Bei schweren Verbrechen erlösche der journalistische Anspruch auf den Schutz der Quelle. Ob es sich bei der Weitergabe vertraulicher Dokumente an einen Journalisten um ein schweres Verbrechen handle, sei eine komplexe Frage, sagt Saxer.

Der Fall Nef

Im Juli 2008 machte die «SonntagsZeitung» publik, dass gegen den damaligen Armeechef Roland Nef ein Verfahren lief. Nefs Ex-Partnerin warf ihm vor, sie vom März 2005 bis November 2006 mit mehreren anonymen Sex-Anzeigen und mit Anrufen bedrängt zu haben. Alt-Bundesrat Samuel Schmid wusste von dem hängigen Verfahren, hielt es im Vorfeld der Ernennung Nefs zum Armeechef jedoch nicht für notwendig, die betreffenden Stellen zu informieren, obwohl Nef somit ein Sicherheitsrisiko darstellte.

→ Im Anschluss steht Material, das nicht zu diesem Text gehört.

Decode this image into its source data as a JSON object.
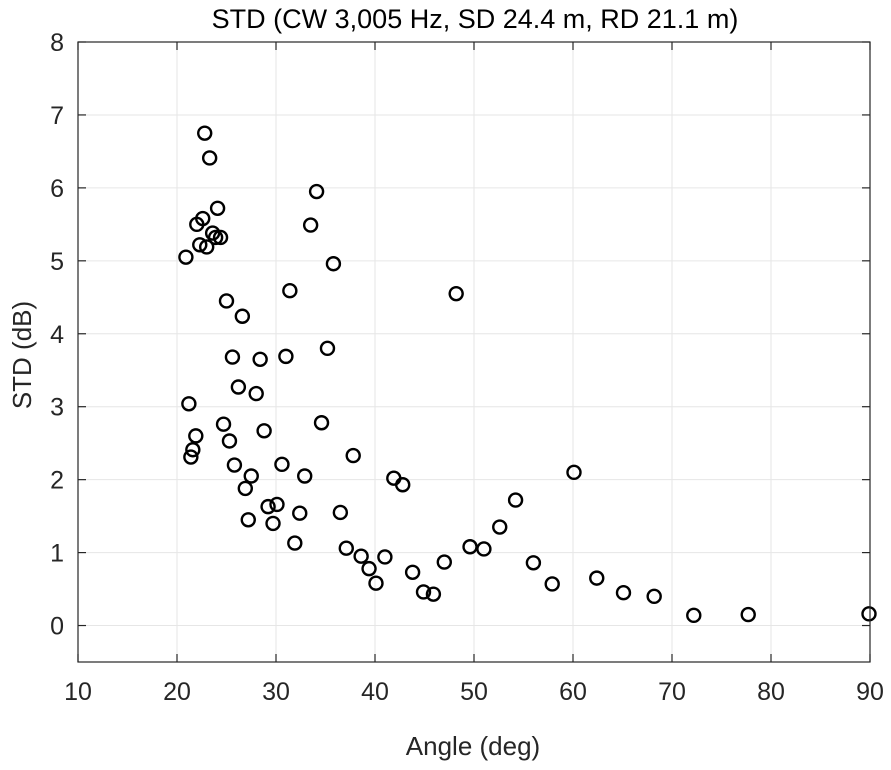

Schmid stellte vor Nefs Amtsantritt die Bedingung, die Angelegenheit müsse aus der Welt geräumt werden. Nef entschuldigte sich bei seiner ehemaligen Partnerin und einigte sich mit ihr über eine finanzielle Genugtuung in unbekannter Höhe. Der Skandal kostete Nef das Amt. Auch Bundesrat Samuel Schmid nahm rund ein halbes Jahr später den Hut.